Background information
- Born: Shivagnanam 1941 (age 84–85) Trichinopoly, Tamil Nadu, India
- Occupation: Playback singer

= P. Madhuri =

Indian singer

Shivagnanam, known by the stage name P. Madhuri, is a South Indian playback singer. She has sung songs in Malayalam, Tamil, and Telugu. She has twice won Kerala State Film Award for best playback singer.

==Early life==
Madhuri was born in Trichinopoly in a Tamil Brahmin family. Her birth name was Shivagnanam. She married V. Jayaram at the age of 13 and became the mother of two kids by 16. She was a part of an amateur drama troupe when Malayalam music director G. Devarajan happened to watch one of her performances at Madras. She was introduced to films by Devarajan through Kadalppalam (1969), in which she sang the famous Mappila song "Kasthuri Thailamittu Mudi Minukki". Devarajan handpicked her and groomed her into one of the most successful Malayalam playback singers of all time.

==Career==

She mainly sang in Malayalam films. She was probably the fourth most prominent female singer after S. Janaki, P. Susheela and P Leela in Malayalam in the 1970s and mainly sang songs composed by G. Devarajan Master.

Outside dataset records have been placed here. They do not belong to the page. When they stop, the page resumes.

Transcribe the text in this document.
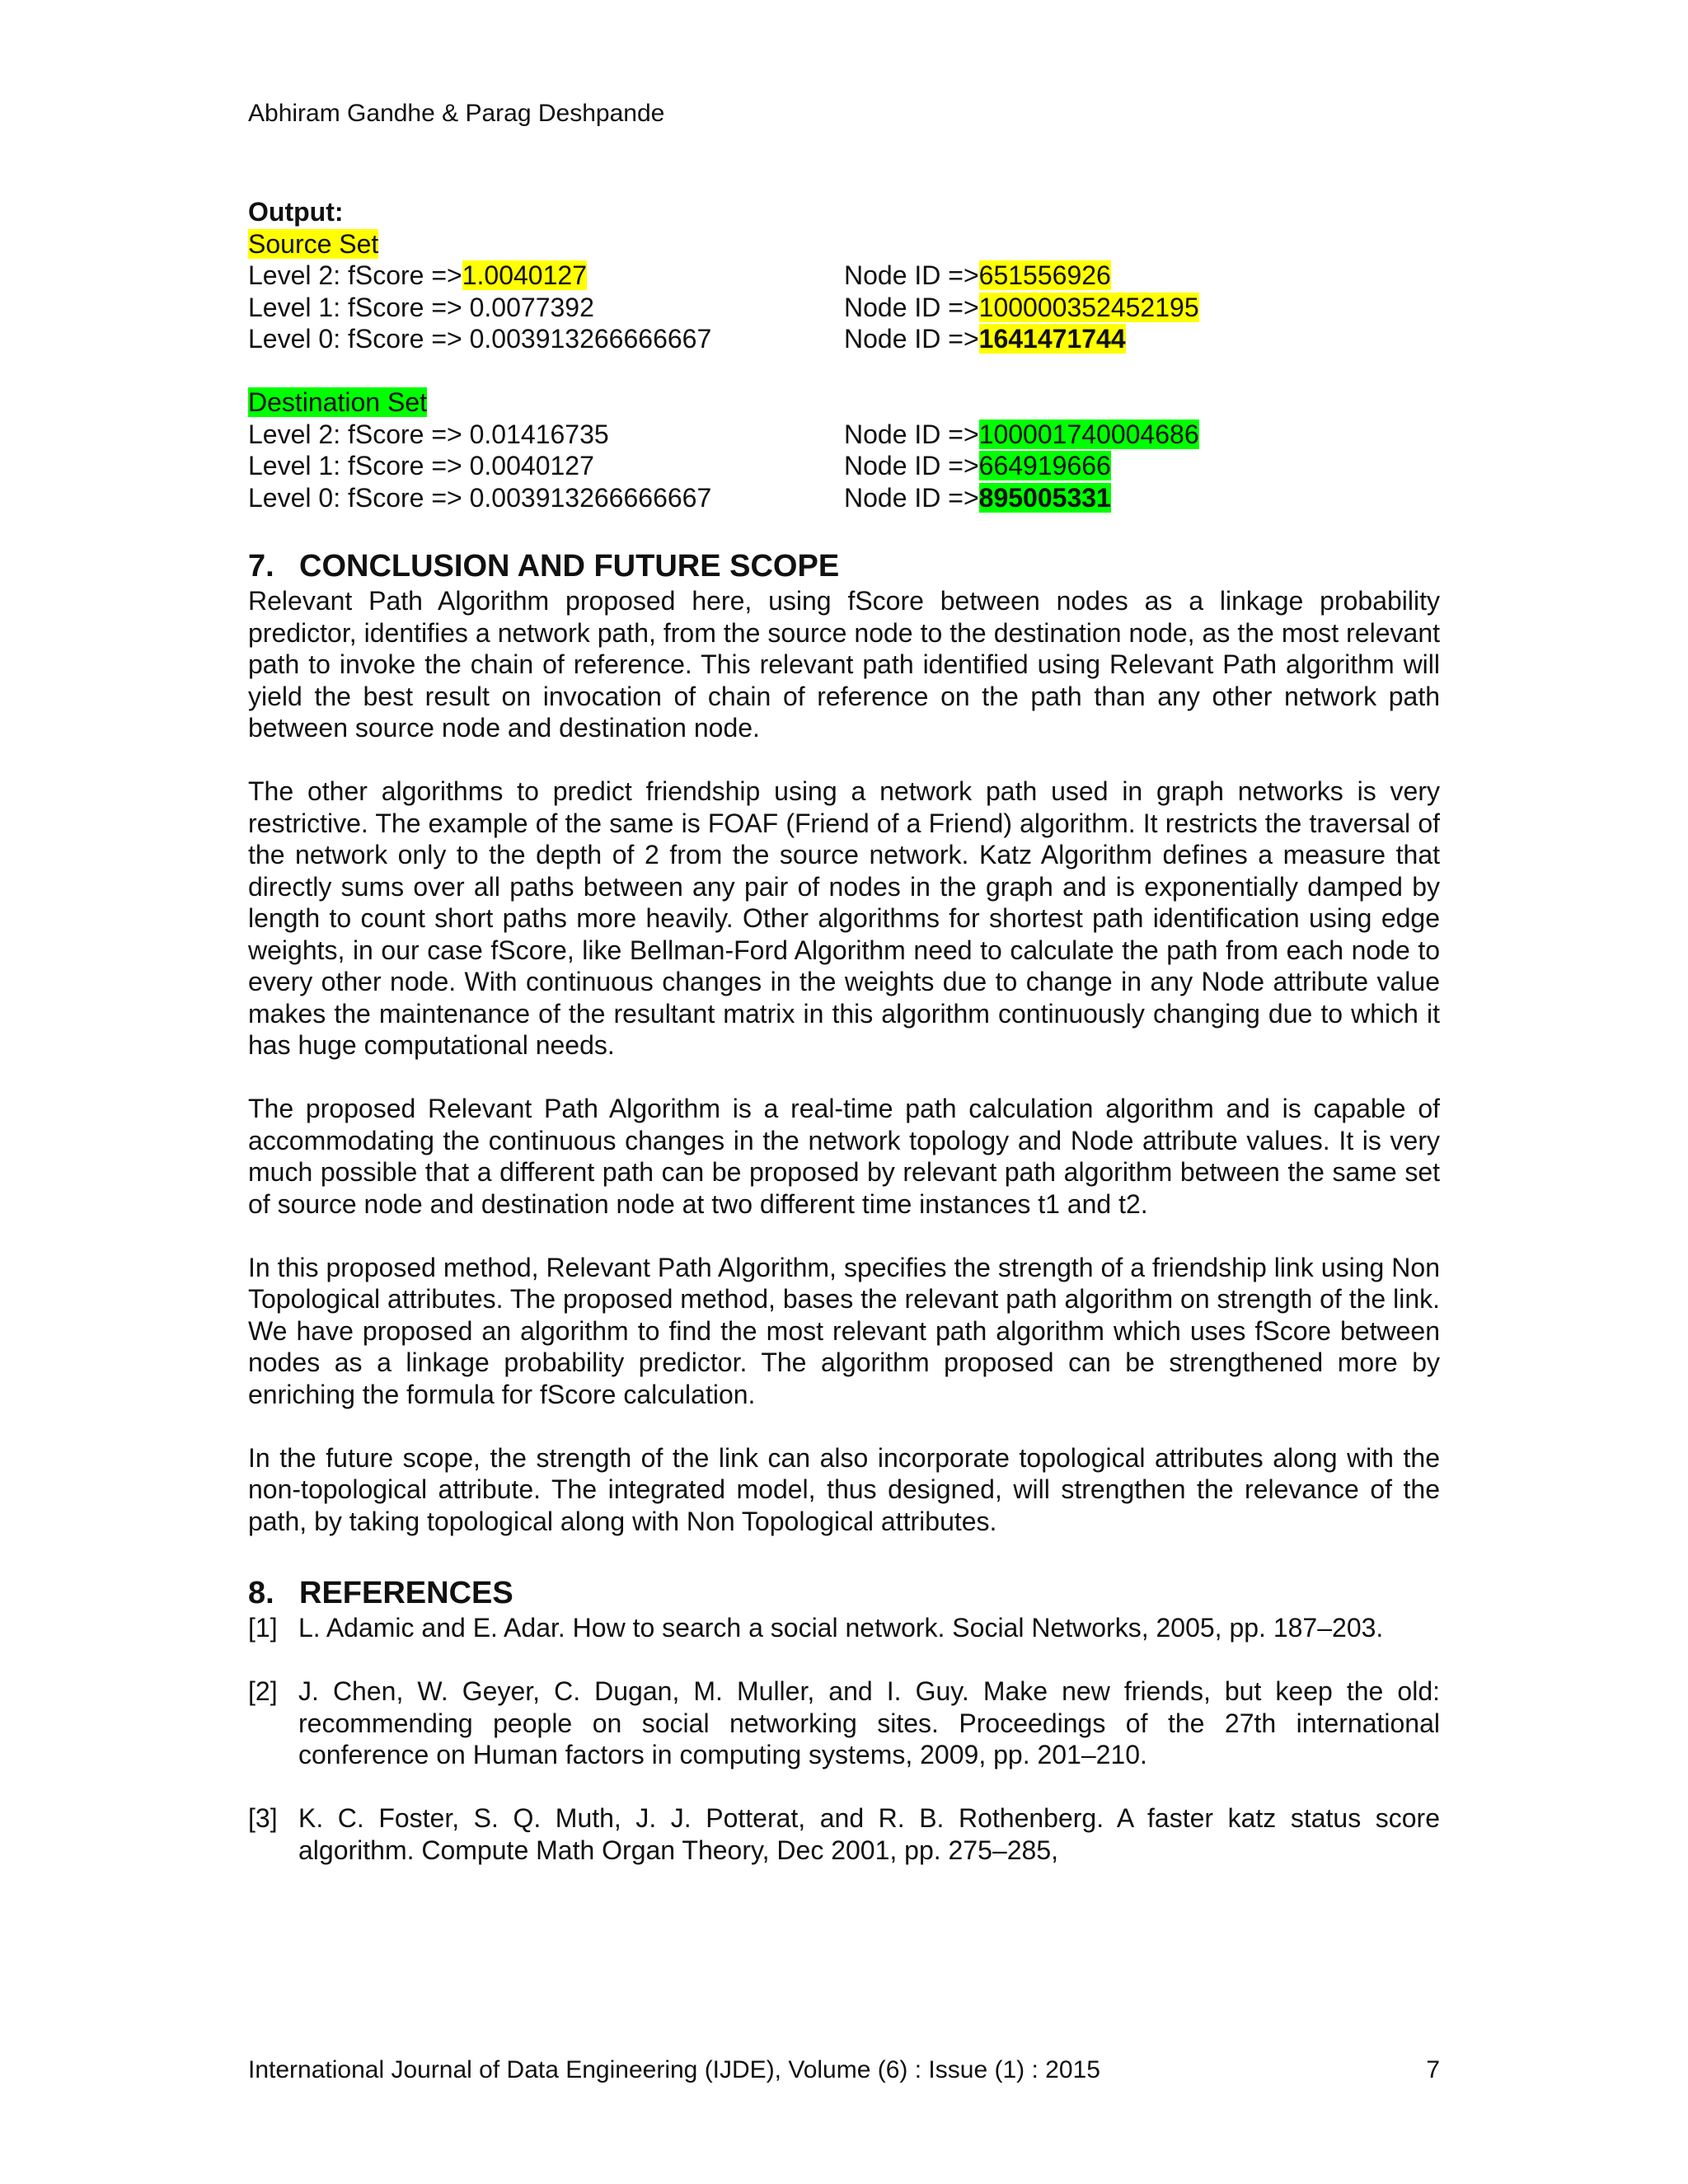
Abhiram Gandhe & Parag Deshpande
Output:
Source Set
Level 2: fScore =>1.0040127	Node ID =>651556926
Level 1: fScore => 0.0077392	Node ID =>100000352452195
Level 0: fScore => 0.003913266666667	Node ID =>1641471744
Destination Set
Level 2: fScore => 0.01416735	Node ID =>100001740004686
Level 1: fScore => 0.0040127	Node ID =>664919666
Level 0: fScore => 0.003913266666667	Node ID =>895005331
7. CONCLUSION AND FUTURE SCOPE

Relevant Path Algorithm proposed here, using fScore between nodes as a linkage probability predictor, identifies a network path, from the source node to the destination node, as the most relevant path to invoke the chain of reference. This relevant path identified using Relevant Path algorithm will yield the best result on invocation of chain of reference on the path than any other network path between source node and destination node.

The other algorithms to predict friendship using a network path used in graph networks is very restrictive. The example of the same is FOAF (Friend of a Friend) algorithm. It restricts the traversal of the network only to the depth of 2 from the source network. Katz Algorithm defines a measure that directly sums over all paths between any pair of nodes in the graph and is exponentially damped by length to count short paths more heavily. Other algorithms for shortest path identification using edge weights, in our case fScore, like Bellman-Ford Algorithm need to calculate the path from each node to every other node. With continuous changes in the weights due to change in any Node attribute value makes the maintenance of the resultant matrix in this algorithm continuously changing due to which it has huge computational needs.

The proposed Relevant Path Algorithm is a real-time path calculation algorithm and is capable of accommodating the continuous changes in the network topology and Node attribute values. It is very much possible that a different path can be proposed by relevant path algorithm between the same set of source node and destination node at two different time instances t1 and t2.

In this proposed method, Relevant Path Algorithm, specifies the strength of a friendship link using Non Topological attributes. The proposed method, bases the relevant path algorithm on strength of the link. We have proposed an algorithm to find the most relevant path algorithm which uses fScore between nodes as a linkage probability predictor. The algorithm proposed can be strengthened more by enriching the formula for fScore calculation.

In the future scope, the strength of the link can also incorporate topological attributes along with the non-topological attribute. The integrated model, thus designed, will strengthen the relevance of the path, by taking topological along with Non Topological attributes.

8. REFERENCES
[1] L. Adamic and E. Adar. How to search a social network. Social Networks, 2005, pp. 187–203.
[2] J. Chen, W. Geyer, C. Dugan, M. Muller, and I. Guy. Make new friends, but keep the old: recommending people on social networking sites. Proceedings of the 27th international conference on Human factors in computing systems, 2009, pp. 201–210.
[3] K. C. Foster, S. Q. Muth, J. J. Potterat, and R. B. Rothenberg. A faster katz status score algorithm. Compute Math Organ Theory, Dec 2001, pp. 275–285,
International Journal of Data Engineering (IJDE), Volume (6) : Issue (1) : 2015	7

She has sung a total of 552 songs in Malayalam out of which majority is under G. Devarajan. She has several folk songs, comedy songs, classical songs, devotional songs, romantic songs, sad songs under her credit, but what made her more popular was her ability to sing in high pitches. She had sung for all the music directors of that time, except MS Baburaj.